Cells regulate gene expression in part by forming DNA-protein condensates in the nucleus. While existing theories describe the equilibrium size and stability of such condensates, their dynamics remain less understood. Here, we use coarse-grained 3D Brownian-dynamics simulations to study how long, end-anchored biopolymers condense over time due to transient crosslinking. By tracking how clusters nucleate, merge, and disappear, we identify two dominant dynamical pathways, ripening and merging, that govern the progression from an uncompacted chain to a single condensate. We show how microscopic kinetic parameters, protein density, and mechanical constraints shape these pathways. Using insights from the simulations, we construct a minimal mechanistic free-energy model that captures the observed scaling behavior. Together, these results clarify the dynamical determinants of DNA and chromatin reorganization on timescales relevant to gene regulation.

Figures (14)

• Figure 1: (A) Schematic representation of a polymer chain with sticky tails and fixed ends. The color of the beads indicates their index, with black representing the two fixed ends. Sticky tails are depicted as purple bars attached to the beads. Under the influence of kinetic binding (indicated by purple and green arrows), sections of the chain form dense clusters (light blue circle). (B) Simulation snapshots at $t=0\, \mathrm{s}$ (top) and after undergoing condensation at $t=600\, \mathrm{s}$ (bottom). An example cluster is circled in light blue. (C) Bead distance maps from the snapshots shown in (B). The left (right) plot is calculated from bead positions at $t=0\, \mathrm{s}$ ($t=600\, \mathrm{s}$). The circled cluster in (B) corresponds to the region marked in light blue in the right plot.
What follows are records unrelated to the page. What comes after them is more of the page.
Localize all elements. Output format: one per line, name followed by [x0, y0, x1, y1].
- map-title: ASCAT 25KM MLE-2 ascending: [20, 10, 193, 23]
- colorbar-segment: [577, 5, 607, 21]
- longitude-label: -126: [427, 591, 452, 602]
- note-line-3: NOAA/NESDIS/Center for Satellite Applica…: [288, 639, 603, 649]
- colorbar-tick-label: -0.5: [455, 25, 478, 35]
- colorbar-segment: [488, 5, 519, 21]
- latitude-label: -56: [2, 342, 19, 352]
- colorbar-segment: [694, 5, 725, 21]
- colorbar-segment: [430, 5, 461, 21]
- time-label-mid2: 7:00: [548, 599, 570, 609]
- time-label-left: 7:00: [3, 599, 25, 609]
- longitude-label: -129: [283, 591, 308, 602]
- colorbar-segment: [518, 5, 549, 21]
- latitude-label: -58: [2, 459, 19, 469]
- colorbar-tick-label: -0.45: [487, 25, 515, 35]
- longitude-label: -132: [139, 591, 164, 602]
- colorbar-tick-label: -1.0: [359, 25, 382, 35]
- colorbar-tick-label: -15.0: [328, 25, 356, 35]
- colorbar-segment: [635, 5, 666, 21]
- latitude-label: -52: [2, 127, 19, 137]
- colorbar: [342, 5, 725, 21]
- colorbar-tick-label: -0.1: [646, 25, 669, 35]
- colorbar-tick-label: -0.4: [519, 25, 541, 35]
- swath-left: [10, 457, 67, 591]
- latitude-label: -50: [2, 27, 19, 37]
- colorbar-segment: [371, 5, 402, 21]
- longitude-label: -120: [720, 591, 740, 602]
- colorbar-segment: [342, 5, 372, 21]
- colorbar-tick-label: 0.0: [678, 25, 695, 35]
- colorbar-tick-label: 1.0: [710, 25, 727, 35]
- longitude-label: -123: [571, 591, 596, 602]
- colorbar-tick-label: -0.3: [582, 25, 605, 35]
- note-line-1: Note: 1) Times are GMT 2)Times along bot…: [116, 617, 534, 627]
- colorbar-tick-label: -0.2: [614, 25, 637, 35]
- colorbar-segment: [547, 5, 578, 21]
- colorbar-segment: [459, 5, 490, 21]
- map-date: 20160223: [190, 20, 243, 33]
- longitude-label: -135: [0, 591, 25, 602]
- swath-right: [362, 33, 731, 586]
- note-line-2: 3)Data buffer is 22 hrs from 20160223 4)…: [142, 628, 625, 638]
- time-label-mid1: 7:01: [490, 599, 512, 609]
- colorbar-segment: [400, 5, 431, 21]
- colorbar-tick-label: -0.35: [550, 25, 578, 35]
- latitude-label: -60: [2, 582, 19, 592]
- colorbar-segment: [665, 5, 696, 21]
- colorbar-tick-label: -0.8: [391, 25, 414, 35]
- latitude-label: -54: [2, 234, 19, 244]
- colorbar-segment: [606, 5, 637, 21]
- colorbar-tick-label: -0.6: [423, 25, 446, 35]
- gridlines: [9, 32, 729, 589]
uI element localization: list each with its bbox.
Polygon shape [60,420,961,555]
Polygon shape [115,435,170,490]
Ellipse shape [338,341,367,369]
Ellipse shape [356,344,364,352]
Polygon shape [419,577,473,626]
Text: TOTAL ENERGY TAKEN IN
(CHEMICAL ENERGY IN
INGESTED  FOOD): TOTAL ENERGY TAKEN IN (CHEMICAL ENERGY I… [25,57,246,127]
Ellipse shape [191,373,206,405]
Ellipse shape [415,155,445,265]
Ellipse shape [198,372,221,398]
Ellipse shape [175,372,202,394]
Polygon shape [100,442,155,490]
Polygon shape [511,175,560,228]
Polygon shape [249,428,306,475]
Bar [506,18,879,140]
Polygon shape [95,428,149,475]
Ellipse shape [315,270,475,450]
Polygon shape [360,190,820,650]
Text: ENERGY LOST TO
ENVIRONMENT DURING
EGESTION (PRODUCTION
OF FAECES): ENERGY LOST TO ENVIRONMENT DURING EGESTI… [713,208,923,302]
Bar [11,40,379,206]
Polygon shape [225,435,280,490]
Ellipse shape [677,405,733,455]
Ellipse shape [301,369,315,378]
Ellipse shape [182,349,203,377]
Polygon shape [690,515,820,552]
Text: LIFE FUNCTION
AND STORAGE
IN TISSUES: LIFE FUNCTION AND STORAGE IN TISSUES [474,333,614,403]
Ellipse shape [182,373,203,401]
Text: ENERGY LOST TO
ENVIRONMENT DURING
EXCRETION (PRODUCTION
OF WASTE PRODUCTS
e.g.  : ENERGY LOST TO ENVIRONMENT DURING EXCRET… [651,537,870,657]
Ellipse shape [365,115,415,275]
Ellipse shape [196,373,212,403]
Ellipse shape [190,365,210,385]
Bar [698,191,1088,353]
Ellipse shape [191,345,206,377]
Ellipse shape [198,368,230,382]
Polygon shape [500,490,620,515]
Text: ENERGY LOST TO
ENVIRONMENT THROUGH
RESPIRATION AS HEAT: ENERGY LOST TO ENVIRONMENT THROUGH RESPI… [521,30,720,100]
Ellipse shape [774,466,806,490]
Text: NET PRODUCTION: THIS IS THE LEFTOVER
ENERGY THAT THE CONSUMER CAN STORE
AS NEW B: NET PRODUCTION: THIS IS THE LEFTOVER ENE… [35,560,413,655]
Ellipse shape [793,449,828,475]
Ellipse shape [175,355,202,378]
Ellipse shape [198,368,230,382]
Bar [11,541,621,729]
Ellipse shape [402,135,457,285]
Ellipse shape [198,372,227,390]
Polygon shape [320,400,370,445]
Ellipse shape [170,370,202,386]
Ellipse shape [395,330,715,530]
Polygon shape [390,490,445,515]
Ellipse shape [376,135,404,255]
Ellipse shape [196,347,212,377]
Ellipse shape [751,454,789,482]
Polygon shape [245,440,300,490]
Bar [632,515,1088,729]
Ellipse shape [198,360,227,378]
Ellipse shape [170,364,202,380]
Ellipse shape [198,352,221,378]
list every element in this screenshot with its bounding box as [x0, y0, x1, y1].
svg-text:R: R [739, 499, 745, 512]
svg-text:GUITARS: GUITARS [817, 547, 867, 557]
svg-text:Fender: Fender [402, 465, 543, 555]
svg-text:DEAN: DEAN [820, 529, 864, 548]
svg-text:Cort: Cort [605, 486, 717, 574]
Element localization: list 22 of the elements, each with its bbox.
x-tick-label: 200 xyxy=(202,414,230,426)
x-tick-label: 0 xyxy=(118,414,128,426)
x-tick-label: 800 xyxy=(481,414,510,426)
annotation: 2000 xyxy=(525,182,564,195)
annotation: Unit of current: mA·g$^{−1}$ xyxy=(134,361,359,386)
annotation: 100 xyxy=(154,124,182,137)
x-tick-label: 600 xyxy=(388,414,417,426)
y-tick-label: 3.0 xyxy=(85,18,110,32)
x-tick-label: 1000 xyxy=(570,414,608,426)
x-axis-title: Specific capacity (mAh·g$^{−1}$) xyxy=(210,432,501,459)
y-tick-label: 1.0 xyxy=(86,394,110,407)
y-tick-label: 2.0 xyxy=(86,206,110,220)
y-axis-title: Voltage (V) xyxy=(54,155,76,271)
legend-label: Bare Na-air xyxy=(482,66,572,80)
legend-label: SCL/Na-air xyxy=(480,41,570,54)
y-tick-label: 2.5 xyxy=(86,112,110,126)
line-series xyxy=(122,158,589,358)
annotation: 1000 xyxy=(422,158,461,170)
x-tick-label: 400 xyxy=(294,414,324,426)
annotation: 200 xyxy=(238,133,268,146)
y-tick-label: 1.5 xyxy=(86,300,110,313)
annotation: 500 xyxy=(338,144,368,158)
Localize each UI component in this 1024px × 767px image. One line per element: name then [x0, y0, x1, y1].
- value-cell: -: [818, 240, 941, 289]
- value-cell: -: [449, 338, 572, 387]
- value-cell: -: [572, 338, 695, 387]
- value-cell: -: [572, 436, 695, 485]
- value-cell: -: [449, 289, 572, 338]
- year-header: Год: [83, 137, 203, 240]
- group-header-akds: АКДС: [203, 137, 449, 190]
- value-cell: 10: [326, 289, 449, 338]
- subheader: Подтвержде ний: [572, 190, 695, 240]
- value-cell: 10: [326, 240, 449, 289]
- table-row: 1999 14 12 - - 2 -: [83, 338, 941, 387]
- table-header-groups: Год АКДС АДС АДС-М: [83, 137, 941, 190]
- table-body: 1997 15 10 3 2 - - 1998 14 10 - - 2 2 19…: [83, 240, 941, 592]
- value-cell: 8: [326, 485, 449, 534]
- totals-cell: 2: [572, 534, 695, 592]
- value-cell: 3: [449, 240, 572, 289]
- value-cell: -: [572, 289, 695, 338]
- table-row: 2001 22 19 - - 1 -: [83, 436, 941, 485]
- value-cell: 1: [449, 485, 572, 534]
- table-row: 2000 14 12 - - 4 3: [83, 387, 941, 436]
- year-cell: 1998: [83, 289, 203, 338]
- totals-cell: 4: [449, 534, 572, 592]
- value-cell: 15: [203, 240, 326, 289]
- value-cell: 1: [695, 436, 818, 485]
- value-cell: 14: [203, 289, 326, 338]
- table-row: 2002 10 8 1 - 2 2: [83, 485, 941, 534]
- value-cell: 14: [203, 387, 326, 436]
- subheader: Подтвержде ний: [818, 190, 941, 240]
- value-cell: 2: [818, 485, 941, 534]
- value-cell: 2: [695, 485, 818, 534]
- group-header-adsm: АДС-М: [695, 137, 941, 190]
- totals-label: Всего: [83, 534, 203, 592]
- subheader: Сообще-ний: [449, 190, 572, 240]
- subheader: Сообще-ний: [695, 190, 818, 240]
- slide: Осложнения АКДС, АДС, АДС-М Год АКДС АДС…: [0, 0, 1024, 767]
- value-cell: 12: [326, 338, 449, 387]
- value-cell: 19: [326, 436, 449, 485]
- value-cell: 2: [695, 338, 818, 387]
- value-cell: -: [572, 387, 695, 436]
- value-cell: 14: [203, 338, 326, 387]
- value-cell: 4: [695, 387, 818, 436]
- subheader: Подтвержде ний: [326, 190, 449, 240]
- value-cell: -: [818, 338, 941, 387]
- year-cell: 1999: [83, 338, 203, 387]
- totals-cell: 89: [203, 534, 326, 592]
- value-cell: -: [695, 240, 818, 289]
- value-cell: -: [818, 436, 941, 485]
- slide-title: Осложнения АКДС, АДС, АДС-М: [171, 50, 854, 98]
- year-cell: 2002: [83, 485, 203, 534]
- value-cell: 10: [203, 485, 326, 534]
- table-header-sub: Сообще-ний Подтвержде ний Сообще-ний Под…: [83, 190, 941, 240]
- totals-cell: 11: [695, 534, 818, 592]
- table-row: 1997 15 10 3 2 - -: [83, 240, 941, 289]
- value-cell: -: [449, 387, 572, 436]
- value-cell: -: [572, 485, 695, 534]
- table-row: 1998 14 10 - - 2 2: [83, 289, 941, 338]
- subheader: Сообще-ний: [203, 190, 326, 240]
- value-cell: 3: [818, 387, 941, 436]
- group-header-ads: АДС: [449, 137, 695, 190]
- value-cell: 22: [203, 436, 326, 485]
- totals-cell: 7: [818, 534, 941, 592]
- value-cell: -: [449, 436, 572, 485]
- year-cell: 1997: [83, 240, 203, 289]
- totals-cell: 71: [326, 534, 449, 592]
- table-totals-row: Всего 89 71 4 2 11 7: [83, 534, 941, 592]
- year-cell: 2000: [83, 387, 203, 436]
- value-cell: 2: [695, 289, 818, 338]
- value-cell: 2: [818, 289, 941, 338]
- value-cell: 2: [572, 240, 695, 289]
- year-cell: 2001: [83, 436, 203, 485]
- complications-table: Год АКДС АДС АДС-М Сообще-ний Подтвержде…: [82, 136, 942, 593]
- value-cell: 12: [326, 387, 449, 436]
• Figure 2: (A) Average values of total clustered chain length $\ell_{tot}$ normalized by $L_{tot}$. Curves represent averages over 12 independent realizations. Curve colors correspond to different values of $K_e$ and $L_{sep}$, as indicated at the top of the figure. Shaded areas are $95\%$ confidence intervals of the mean. (B) Equilibrium values of $\langle \ell_{tot}/L_{tot} \rangle$ for different values of $K_e$ and $L_{sep}$. The and the colored boxes around data points correspond to the curves in (A). (C) Comparison of the total clustered chain length from our $K_e=30\per µ\molar$ simulations (dark blue) to previous equilibrium theories with experimentally inferred constants (cyan) Renger2022Quail2021.
• Figure 3: (A,D) Number of clusters $N_c$, (B,E) average cluster size $\bar{\ell}$, and (C,F) variance of clusters $\sigma_\ell^2$ scaled by $\bar{\ell}^{-2}$ as functions of time. Curves are averaged over 12 realizations using different random number generator seeds. Shaded areas are 95% confidence intervals of the mean. (A-C) Parameter sets with $L_{sep}=5µm$ and varied binding affinities ($K_e = 3, 10, 30, 100 \mu M^{-1}$). (D-F) Parameter sets with $K_{e}=30 \mu M^{-1}$ and varied end separations ($L_{sep} = 3,5,7,9 \mu\text{m}$).
• Figure 4: (A,C) Total chain in clusters and (B,D) number of clusters as functions of time with $K_e = 30 \mu M^{-1}$, $L_{sep} = 5\mu m$, and varying crosslinker turnover rates ($k_o=.1,.3,1,3,10,30,100,300 s^{-1}$). Curves are averaged over 12 independent realizations using different random number generator seeds. Shaded areas are 95% confidence intervals of the mean. In (A,B), time is in units of seconds whereas in (C,D), time is rescaled by the inverse of the crosslinker binding rate.
• Figure 5: Visualization of cluster dynamics in a single simulation. (A) Clusters shown in bead index space over time. Filled regions of the same color indicate bead indices belonging to the same cluster, with darker shades representing earlier time points in the cluster's genealogy. (B) Cluster sizes from (A) as a function of time, with merging events marked by circles. (Inset) Zoomed-in view of the first 100 seconds of (B). (C) 3D snapshot of the system at the time indicated by the dotted lines in (A) and (B).